On the end of the original BBC transmission spool of "Sex and Violence", less than three minutes of unused material exists.
According to an interview with the director Darrol Blake, it was David Attenborough, who was then the BBC's director of programmes, who ultimately made the decision not to broadcast this episode.
Although this episode was fortunate enough to survive the BBC's wiping policy of the 1970s and is still held by the BBC on its master tape, it has never been transmitted due to fears within the BBC that it contained libelous depictions of living people. Made as the fourth episode of the third series and intended to be transmitted sixth, the concern over the episode's content was internal to the BBC, with the official publicly given reason for Doomwatch running an episode short in 1972 being that a "sub standard production" had been rejected on "technical grounds". When director Darrol Blake objected to this description, which could have harmed his career, a "clarifying" statement was issued indicating that the complex topic with which the episode dealt needed more than the allotted 52m and that the writer and director were not to be blamed. Despite later assumptions any controversy regarding this episode spoofing real-life personalities was unconnected with the series being canceled during production of "The Devil's Demolition", the final episode of season three, months later.

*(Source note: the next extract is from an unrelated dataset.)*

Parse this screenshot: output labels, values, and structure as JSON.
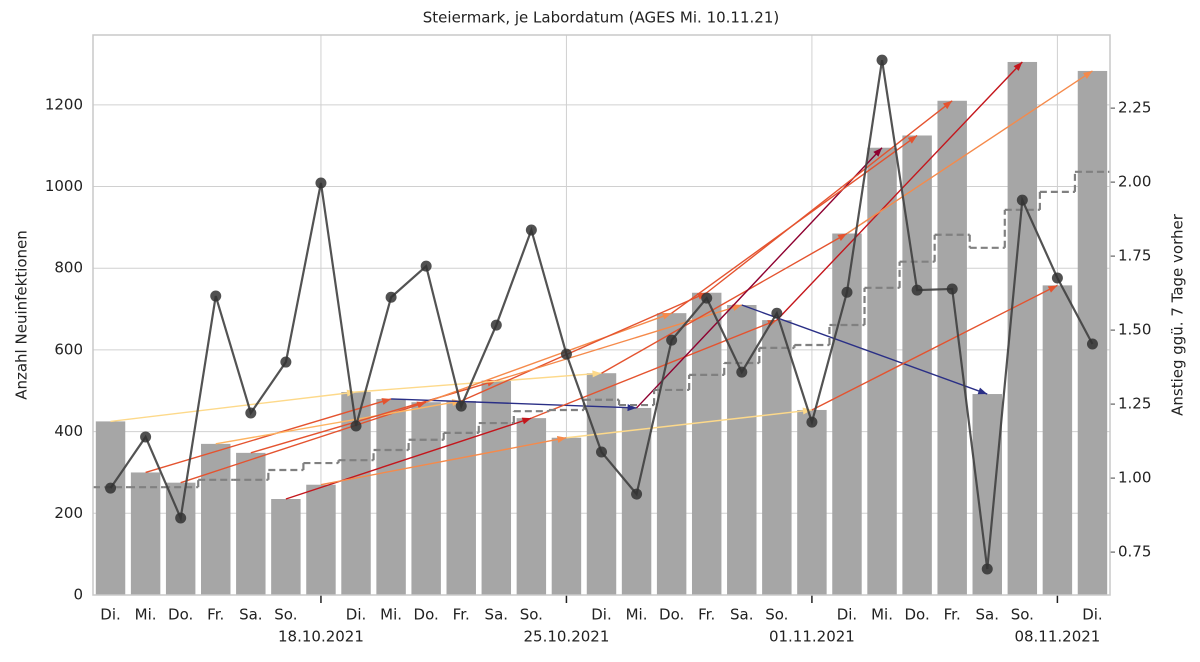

This was due to the series having halved its ratings since the first season and the public disapproval of the series' recent direction by creators Gerry Davis and Kit Pedler, who had walked off the programme during series two.
Released on R2 DVD March 2016.
The film footage of public executions in Nigeria which is shown to the committee, is genuine news film which was in fact transmitted on the BBC news programme '24 Hours' on Tuesday 21 September 1971.